Santa Anna was captured and held as a prisoner of war (a fact mentioned on the inscription on the outside of the monument — Santa Anna was granted a reprieve that he did not grant Texans at the Alamo or Goliad). during his captivity, Santa Anna signed the Treaty of Velasco, in which he agreed to remove troops from Texan soil.
the star at the top of the capitol dome in Austin is 8 feet across and is 218 feet up. on the other side (on the top of the dome), there is a statue known as the Goddess of Liberty. the original was made of iron and was raised to the top by hand (the guide did not specify what, precisely “by hand” might mean); it is now in the Bob Bullock Texas State History Museum up the street and a replacement of aluminium stands in her stead. she holds a five-pointed star, the symbol of Texas.
the rotunda is also, apparently, a whispering gallery, though we didn’t test this out. the portraits of all the presidents and governors of Texas line the walls of the rotunda, shifting one to the right with each new office-holder. on the first floor there is a bust of the first female governor of the state — Ma Ferguson — who served twice, from 1925-27 and 1933-35. (it took nearly sixty years for another woman to reach the post — Ann Richards served 1991-95.)
an interesting characteristic of Houston is the city’s lack of zoning laws. rather, city officials of yesteryear thought it better to let the market decide. on Sunday, while Laura was at work, I walked up Heights Blvd to a coffee shop called Waldo’s. it’s located in a bungalow and, without the sign and cars parked out front, it looks like any of the other quaint, historic-looking nestled houses between apartment buildings along the tree-lined boulevard. the counter is located at the back of the house, near the original kitchen, and when you first walk in there are an array of tables, an alcove with a couch, and a stage for live performances. stepping from the overcast, humid outdoors into the cafe, the tables were filled with students and their laptops, textbooks, notebooks, all manner of study materials. rather than disturb them, or take my tea outside where it was still a little chilly and a little misty, I nestled into a fold-out loveseat in the front room.
during the course of the day I was joined by a family eating breakfast whose pre-verbal son was still a little unsteady on his feet; a woman studying spatial relationships (architecture perhaps?); several woman looking for a room in which they could gossip, but who left after a few minutes just as the young girl with them got settled into an awesome high-backed chair with matching ottoman; a young woman typing up notes on her laptop.

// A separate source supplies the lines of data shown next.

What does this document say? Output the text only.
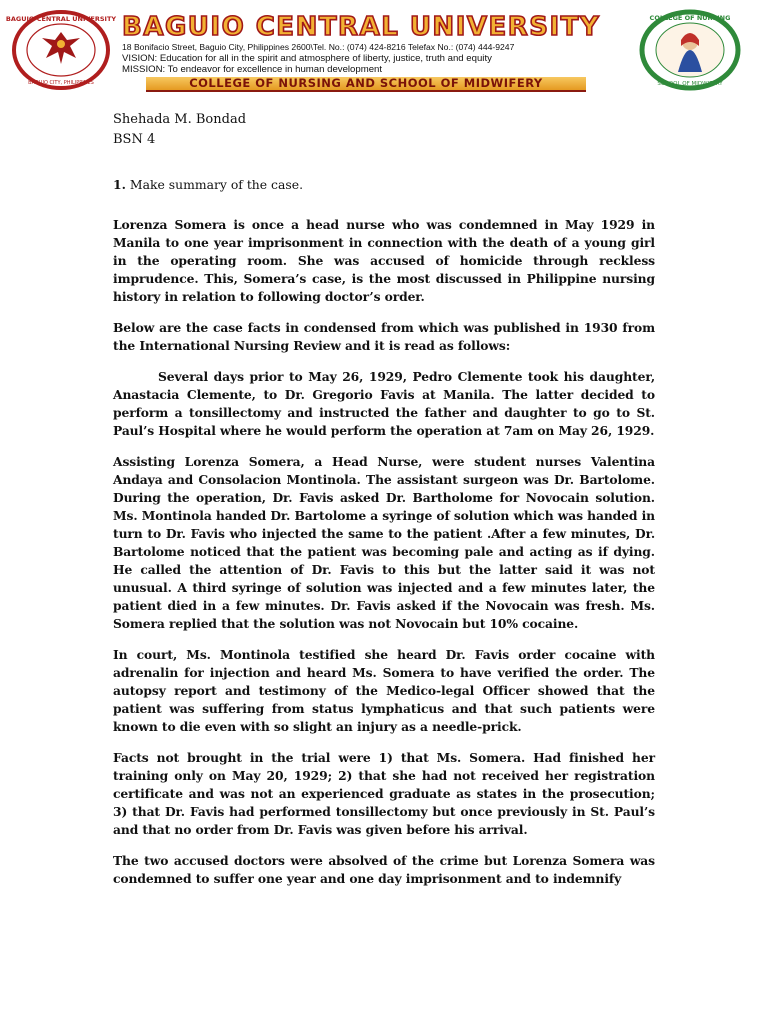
BAGUIO CENTRAL UNIVERSITY
BAGUIO CITY, PHILIPPINES
BAGUIO CENTRAL UNIVERSITY
18 Bonifacio Street, Baguio City, Philippines 2600\Tel. No.: (074) 424-8216 Telefax No.: (074) 444-9247
VISION: Education for all in the spirit and atmosphere of liberty, justice, truth and equity
MISSION: To endeavor for excellence in human development
COLLEGE OF NURSING AND SCHOOL OF MIDWIFERY
COLLEGE OF NURSING
SCHOOL OF MIDWIFERY

Shehada M. Bondad

BSN 4

1. Make summary of the case.

Lorenza Somera is once a head nurse who was condemned in May 1929 in Manila to one year imprisonment in connection with the death of a young girl in the operating room. She was accused of homicide through reckless imprudence. This, Somera’s case, is the most discussed in Philippine nursing history in relation to following doctor’s order.

Below are the case facts in condensed from which was published in 1930 from the International Nursing Review and it is read as follows:

Several days prior to May 26, 1929, Pedro Clemente took his daughter, Anastacia Clemente, to Dr. Gregorio Favis at Manila. The latter decided to perform a tonsillectomy and instructed the father and daughter to go to St. Paul’s Hospital where he would perform the operation at 7am on May 26, 1929.

Assisting Lorenza Somera, a Head Nurse, were student nurses Valentina Andaya and Consolacion Montinola. The assistant surgeon was Dr. Bartolome. During the operation, Dr. Favis asked Dr. Bartholome for Novocain solution. Ms. Montinola handed Dr. Bartolome a syringe of solution which was handed in turn to Dr. Favis who injected the same to the patient .After a few minutes, Dr. Bartolome noticed that the patient was becoming pale and acting as if dying. He called the attention of Dr. Favis to this but the latter said it was not unusual. A third syringe of solution was injected and a few minutes later, the patient died in a few minutes. Dr. Favis asked if the Novocain was fresh. Ms. Somera replied that the solution was not Novocain but 10% cocaine.

In court, Ms. Montinola testified she heard Dr. Favis order cocaine with adrenalin for injection and heard Ms. Somera to have verified the order. The autopsy report and testimony of the Medico-legal Officer showed that the patient was suffering from status lymphaticus and that such patients were known to die even with so slight an injury as a needle-prick.

Facts not brought in the trial were 1) that Ms. Somera. Had finished her training only on May 20, 1929; 2) that she had not received her registration certificate and was not an experienced graduate as states in the prosecution; 3) that Dr. Favis had performed tonsillectomy but once previously in St. Paul’s and that no order from Dr. Favis was given before his arrival.

The two accused doctors were absolved of the crime but Lorenza Somera was condemned to suffer one year and one day imprisonment and to indemnify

after an hour and a half, once the sun peeked out and the threat of precipitation dissipated, I went out to the porch for awhile. unfortunately, after about ten minutes a pair of guys came out to smoke while drinking their coffee. they had a lengthy and embarrassingly cliched conversation about cars and the relative merits of Audis and Volkswagons (one, who was wearing cowboy boots and, in spite of them, sounded rather like a walking stereotype of east coast ego and privilege, had recently purchased an Audi). but, after about an hour, another smoker wandered out onto the porch and I decided that, while I very much liked being outside in the sunshine, I much preferred the non-toxic, air conditioned sitting room, once again acknowledging how great we have it in Madison and Dane County.
designed at the end of the 19th century, Myers incorporated electricity into the design of the Austin capitol. he argued that, as a technology, electricity was here to stay. others disagreed, skeptical that anything they might build would “last for generations” and warrant incorporating this new technology. also, they were understandably nervous about the prospect of electrifying the statehouse when the previous one had burned to the ground. as a compromise, Myers was convinced to add natural gas fixtures to his design as well.
as a result, the light fixtures in both the Assembly and Senate chambers are original. in more ways than one.
the Texas Legislature only meets for 140 days, beginning the second Tuesday of January every other year. this year is not a year they are meeting, so the capitol was very quiet. apparently committees still meet during the interim, and if you want to get legislation passed, you have to make damn sure it’s ready to go the second your peers return to work.